Sedangkan operasi kelamin karena faktor kedua maka sepakat ulama bahwa hukumnya haram karena termasuk merubah ciptaan Allah (taghayyur khalqillah). Padahal mengubah ciptaan Allah termasuk bujuk rayu syaitan untuk menjerumuskan anak cucu nabi Adam. Sebagaimana firman Allah SWT. “dan akan aku (syaithan) suruh mereka (mengubah ciptaan Allah), lalu benar-benar mereka merubahnya". Barangsiapa yang menjadikan syaitan menjadi pelindung selain Allah, maka sesungguhnya ia menderita kerugian yang nyata. (QS. An Nisa: 119). Padahal Allah SWT telah melaknat siapa saja yang merubah ciptaan-Nya. dari Ibrahim dari 'Alqamah dari Abdullah ia berkata, "Allah melaknat Al Wasyimaat (wanita yang mentato) dan Al Mutawatasyimaat (wanita yang meminta untuk ditato), Al Mutanammishaat (wanita yang mencukur alisnya), serta Al Mutafallijaat (merenggangkan gigi) untuk keindahan, mereka merubah-rubah ciptaan Allah. (HR. Bukhari no. 4507)


*Lalu bagaimana solusi Islam terhadap masalah ganti kelamin ini?
Islam mencegah seseorang ganti kelamin.
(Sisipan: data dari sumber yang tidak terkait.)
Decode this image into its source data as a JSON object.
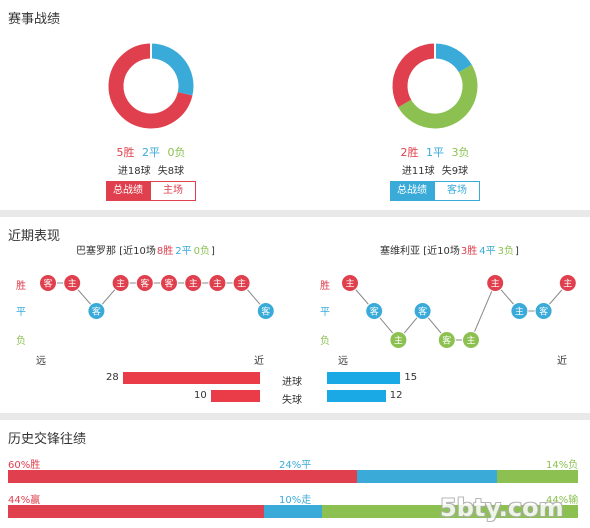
{
  "colors": {
    "win": "#e0404d",
    "draw": "#3aabd9",
    "loss": "#8cc152",
    "home_red": "#e0404d",
    "away_blue": "#3aabd9",
    "goal_bar": "#ea3b48",
    "goal_bar_blue": "#1aa9e5"
  },
  "sections": {
    "match_record": {
      "title": "赛事战绩"
    },
    "recent_form": {
      "title": "近期表现"
    },
    "head_to_head": {
      "title": "历史交锋往绩"
    }
  },
  "team_left": {
    "record": {
      "win": 5,
      "draw": 2,
      "loss": 0,
      "win_text": "5胜",
      "draw_text": "2平",
      "loss_text": "0负"
    },
    "goals": {
      "scored_text": "进18球",
      "conceded_text": "失8球"
    },
    "buttons": {
      "overall": "总战绩",
      "venue": "主场"
    }
  },
  "team_right": {
    "record": {
      "win": 2,
      "draw": 1,
      "loss": 3,
      "win_text": "2胜",
      "draw_text": "1平",
      "loss_text": "3负"
    },
    "goals": {
      "scored_text": "进11球",
      "conceded_text": "失9球"
    },
    "buttons": {
      "overall": "总战绩",
      "venue": "客场"
    }
  },
  "recent": {
    "left_header": {
      "name": "巴塞罗那",
      "prefix": "[近10场",
      "w": "8胜",
      "d": "2平",
      "l": "0负",
      "suffix": "]"
    },
    "right_header": {
      "name": "塞维利亚",
      "prefix": "[近10场",
      "w": "3胜",
      "d": "4平",
      "l": "3负",
      "suffix": "]"
    },
    "row_labels": {
      "win": "胜",
      "draw": "平",
      "loss": "负"
    },
    "axis_labels": {
      "far": "远",
      "near": "近"
    },
    "left_matches": [
      {
        "result": "win",
        "venue": "客"
      },
      {
        "result": "win",
        "venue": "主"
      },
      {
        "result": "draw",
        "venue": "客"
      },
      {
        "result": "win",
        "venue": "主"
      },
      {
        "result": "win",
        "venue": "客"
      },
      {
        "result": "win",
        "venue": "客"
      },
      {
        "result": "win",
        "venue": "主"
      },
      {
        "result": "win",
        "venue": "主"
      },
      {
        "result": "win",
        "venue": "主"
      },
      {
        "result": "draw",
        "venue": "客"
      }
    ],
    "right_matches": [
      {
        "result": "win",
        "venue": "主"
      },
      {
        "result": "draw",
        "venue": "客"
      },
      {
        "result": "loss",
        "venue": "主"
      },
      {
        "result": "draw",
        "venue": "客"
      },
      {
        "result": "loss",
        "venue": "客"
      },
      {
        "result": "loss",
        "venue": "主"
      },
      {
        "result": "win",
        "venue": "主"
      },
      {
        "result": "draw",
        "venue": "主"
      },
      {
        "result": "draw",
        "venue": "客"
      },
      {
        "result": "win",
        "venue": "主"
      }
    ],
    "goals_scored": {
      "label": "进球",
      "left": 28,
      "right": 15
    },
    "goals_conceded": {
      "label": "失球",
      "left": 10,
      "right": 12
    }
  },
  "h2h": {
    "row1": {
      "win_pct": 60,
      "draw_pct": 24,
      "loss_pct": 14,
      "win_text": "60%胜",
      "draw_text": "24%平",
      "loss_text": "14%负"
    },
    "row2": {
      "win_pct": 44,
      "draw_pct": 10,
      "loss_pct": 44,
      "win_text": "44%赢",
      "draw_text": "10%走",
      "loss_text": "44%输"
    }
  },
  "watermark": "5bty.com"
}
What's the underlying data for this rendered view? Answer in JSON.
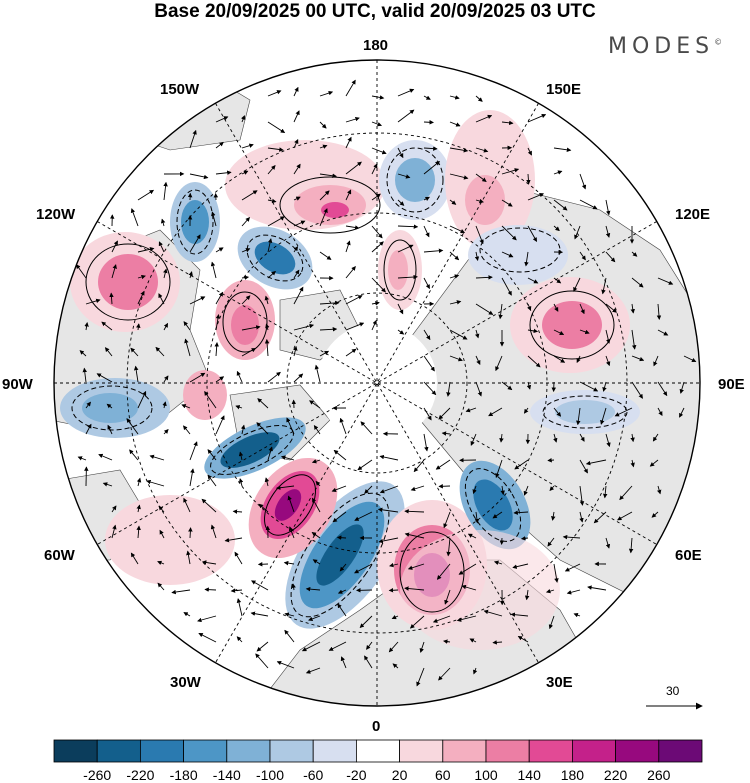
{
  "title": "Base 20/09/2025 00 UTC, valid 20/09/2025 03 UTC",
  "brand": "MODES",
  "brand_mark": "©",
  "longitude_labels": [
    "180",
    "150E",
    "120E",
    "90E",
    "60E",
    "30E",
    "0",
    "30W",
    "60W",
    "90W",
    "120W",
    "150W"
  ],
  "reference_vector_label": "30",
  "colorbar": {
    "ticks": [
      "-260",
      "-220",
      "-180",
      "-140",
      "-100",
      "-60",
      "-20",
      "20",
      "60",
      "100",
      "140",
      "180",
      "220",
      "260"
    ],
    "colors": [
      "#0b3d5c",
      "#135f8c",
      "#2a7ab0",
      "#4d96c6",
      "#7fb1d6",
      "#aec9e3",
      "#d7dff0",
      "#ffffff",
      "#f8d8de",
      "#f4afc0",
      "#ec7ea4",
      "#e24a95",
      "#c4218a",
      "#97097e",
      "#6c0a76"
    ]
  },
  "colors": {
    "land": "#e6e6e6",
    "ocean": "#ffffff",
    "contour": "#000000",
    "grid": "#000000"
  }
}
Islam melarang laki-laki menyerupai perempuan dan sebaliknya. Nabi melaknat laki-laki yang menyerupai perempuan dan sebaliknya (HR. Ahmad no. 5391). Yang maksud menyerupai dalam hadist ini adalah menyerupai dalam hal cara bicara, berpakaian, berjalan, dan bertingkah laku. Sehingga Islam tidak pernah membiarkan adanya kontes waria, pemilihan waria tercantik dsb. Bahkan Nabi saw dan diikuti para khalifah sesudahnya seperti Abu Bakar dan Umar bin Khaththab telah memberikan hukuman kepada waria dengan mengusir mereka. Untuk kontek sekarang hukumannya dengan diisolasikan agar tidak ditiru oleh yang lain.
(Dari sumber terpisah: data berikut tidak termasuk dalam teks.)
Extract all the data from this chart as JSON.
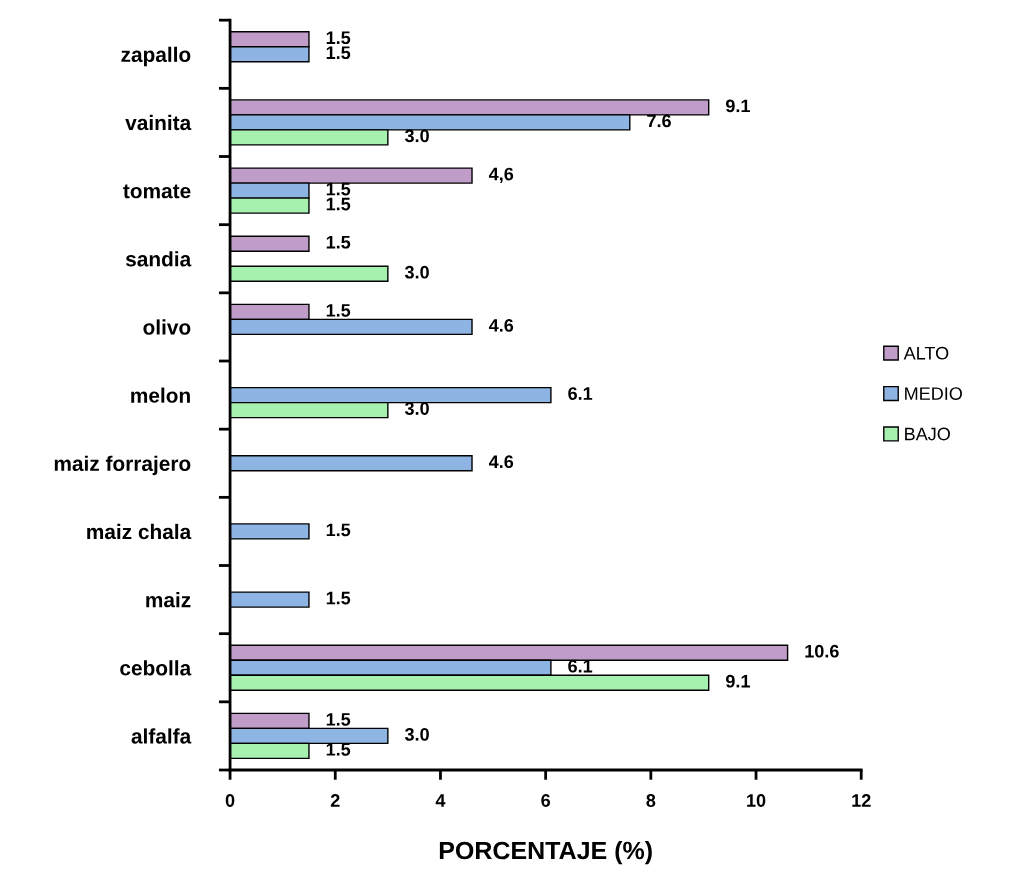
{
  "chart_data": {
    "type": "bar",
    "orientation": "horizontal",
    "xlabel": "PORCENTAJE (%)",
    "categories": [
      "zapallo",
      "vainita",
      "tomate",
      "sandia",
      "olivo",
      "melon",
      "maiz forrajero",
      "maiz chala",
      "maiz",
      "cebolla",
      "alfalfa"
    ],
    "series": [
      {
        "name": "ALTO",
        "color": "#c09cc8",
        "values": [
          1.5,
          9.1,
          4.6,
          1.5,
          1.5,
          null,
          null,
          null,
          null,
          10.6,
          1.5
        ],
        "value_labels": [
          "1.5",
          "9.1",
          "4,6",
          "1.5",
          "1.5",
          null,
          null,
          null,
          null,
          "10.6",
          "1.5"
        ]
      },
      {
        "name": "MEDIO",
        "color": "#8eb4e3",
        "values": [
          1.5,
          7.6,
          1.5,
          null,
          4.6,
          6.1,
          4.6,
          1.5,
          1.5,
          6.1,
          3.0
        ],
        "value_labels": [
          "1.5",
          "7.6",
          "1.5",
          null,
          "4.6",
          "6.1",
          "4.6",
          "1.5",
          "1.5",
          "6.1",
          "3.0"
        ]
      },
      {
        "name": "BAJO",
        "color": "#a6f0b0",
        "values": [
          null,
          3.0,
          1.5,
          3.0,
          null,
          3.0,
          null,
          null,
          null,
          9.1,
          1.5
        ],
        "value_labels": [
          null,
          "3.0",
          "1.5",
          "3.0",
          null,
          "3.0",
          null,
          null,
          null,
          "9.1",
          "1.5"
        ]
      }
    ],
    "xlim": [
      0,
      12
    ],
    "xticks": [
      0,
      2,
      4,
      6,
      8,
      10,
      12
    ],
    "grid": false,
    "legend": "right"
  }
}
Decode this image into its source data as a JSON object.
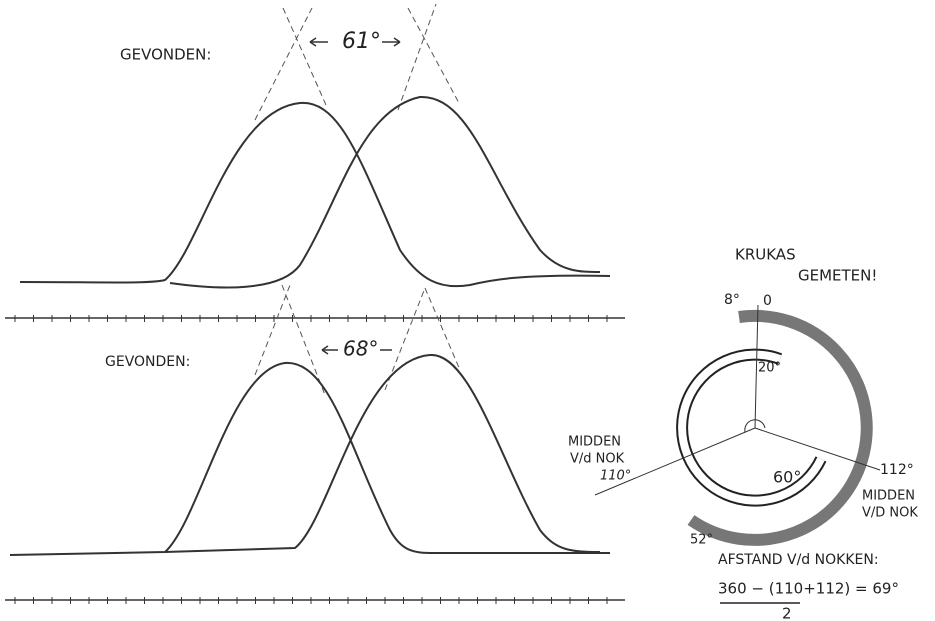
{
  "top_panel": {
    "label": "GEVONDEN:",
    "angle": "61°"
  },
  "bottom_panel": {
    "label": "GEVONDEN:",
    "angle": "68°"
  },
  "crank_diagram": {
    "title": [
      "KRUKAS",
      "GEMETEN!"
    ],
    "marks": {
      "top_left": "8°",
      "top": "0",
      "inner_start": "20°",
      "inner_end": "60°",
      "outer_end": "52°"
    },
    "left_label": [
      "MIDDEN",
      "V/d NOK",
      "110°"
    ],
    "right_label": [
      "112°",
      "MIDDEN",
      "V/D NOK"
    ],
    "formula": {
      "label": "AFSTAND V/d NOKKEN:",
      "numerator": "360 − (110+112) = 69°",
      "denominator": "2"
    }
  }
}
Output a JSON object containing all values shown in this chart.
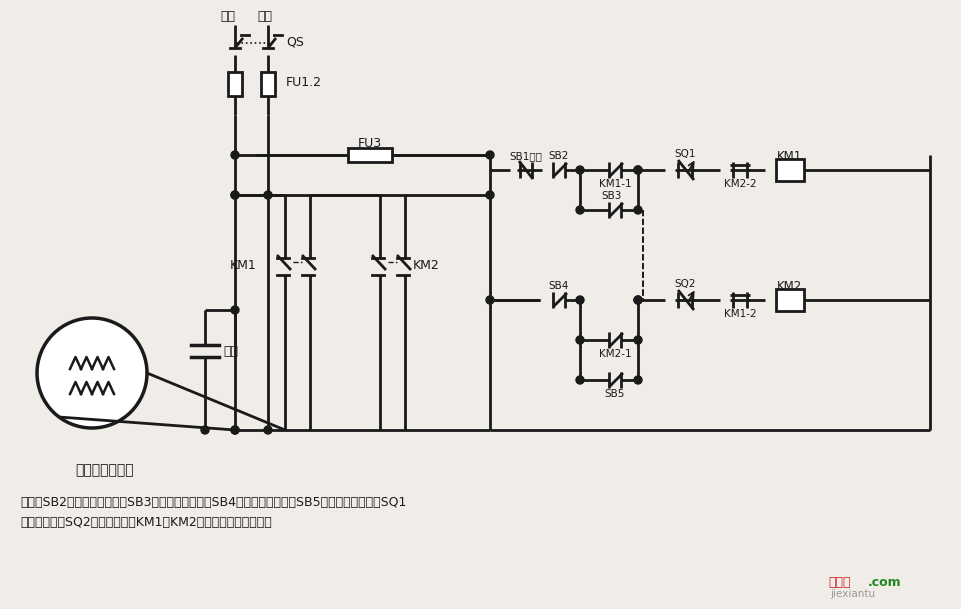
{
  "bg_color": "#f0ede8",
  "lc": "#1a1a1a",
  "lw": 2.0,
  "title": "单相电容电动机",
  "desc1": "说明：SB2为上升启动按钮，SB3为上升点动按钮，SB4为下降启动按钮，SB5为下降点动按钮；SQ1",
  "desc2": "为最高限位，SQ2为最低限位。KM1、KM2可用中间继电器代替。",
  "wm1": "接线图",
  "wm2": ".com",
  "wm3": "jiexiantu"
}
Selain itu, secara Psilokogis kelainan perilaku laki-laki yang seperti perempuan dan sebaliknya ini dapat sembuhkan dengan terapi-terapi tertentu. Maka semestinya pemerintah menyediakan tempat rehabilitasi khusus bagi orang-orang yang mengalami kelainan psikologis ini.
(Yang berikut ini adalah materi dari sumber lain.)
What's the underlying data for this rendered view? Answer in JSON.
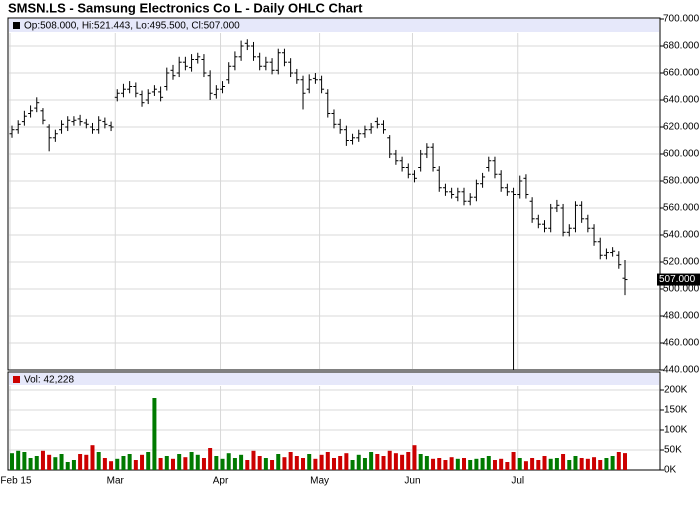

Hukum-hukum Islam mengenai hal ini harus terus disosialisasikan. Jika telah disosialisasikan namun masih saja terjadi perlanggaran, maka pemerintah semestinya memberikan sanksi hukum yang tegas dan memberikan efek jera, tentunya sesuai hukum Islam yang ditetapkan diputuskan pemimpin.